Why example do not use just SUM but mostly use REDUCE/COLLECT

knowledge-base

(Tpphu) #1

Hi all, I'm a newbie

I am learning at

https://guides.neo4j.com/sandbox/recommendations/index.html

At session: Collaborative Filtering – Similarity Metrics - Cosine Distance

I see the guide is using a Cypher syntax:

 MATCH (p1:User {name: "Cynthia Freeman"})-[x:RATED]->(m:Movie)<-[y:RATED]-(p2:User)
WITH COUNT(m) AS numbermovies, SUM(x.rating * y.rating) AS xyDotProduct,
SQRT(REDUCE(xDot = 0.0, a IN COLLECT(x.rating) | xDot + a^2)) AS xLength,
SQRT(REDUCE(yDot = 0.0, b IN COLLECT(y.rating) | yDot + b^2)) AS yLength,
p1, p2 WHERE numbermovies > 10
RETURN p1.name, p2.name, xLength, yLength, xyDotProduct / (xLength * yLength) AS sim
ORDER BY sim DESC LIMIT 100;

And I tested by another one, just remove REDUCE/COLLECT and use SUM

MATCH (p1:User {name: "Cynthia Freeman"})-[x:RATED]->(m:Movie)<-[y:RATED]-(p2:User)
WITH COUNT(m) AS numbermovies, SUM(x.rating * y.rating) AS xyDotProduct,
SQRT(SUM(x.rating^2)) AS xLength,
SQRT(SUM(y.rating^2)) AS yLength,
p1, p2 WHERE numbermovies > 10
RETURN p1.name, p2.name, xLength, yLength, xyDotProduct / (xLength * yLength) AS sim
ORDER BY sim DESC LIMIT 100;

I compared two results and they are same.
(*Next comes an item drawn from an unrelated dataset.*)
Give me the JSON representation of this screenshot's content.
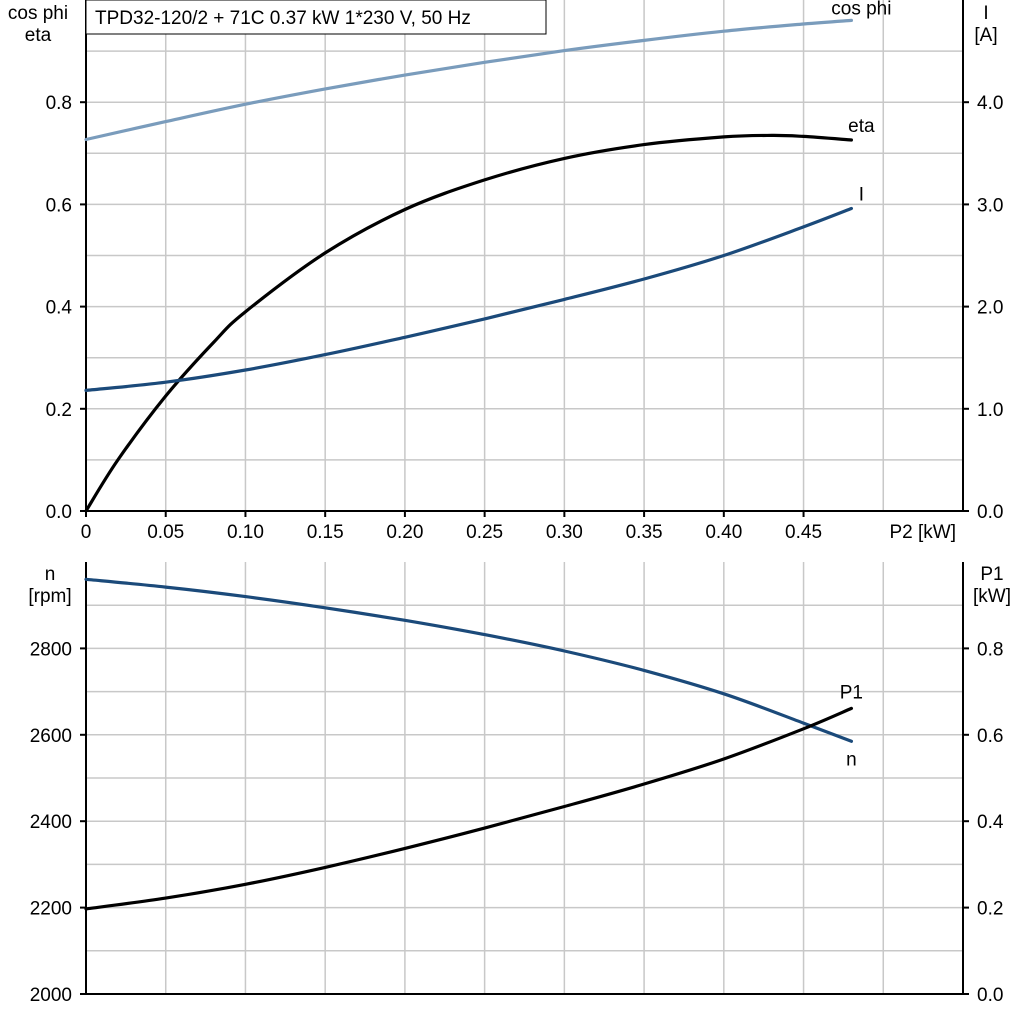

So I am very confused why the guide use complex above syntax bot just simple with SUM.


(Bratanic Tomaz) #2

If you want to simplify it even more you can check out graph algorithms, where cosine similarity is exposed as a procedure. Check the docs for more: https://neo4j.com/docs/graph-algorithms/current/algorithms/similarity-cosine/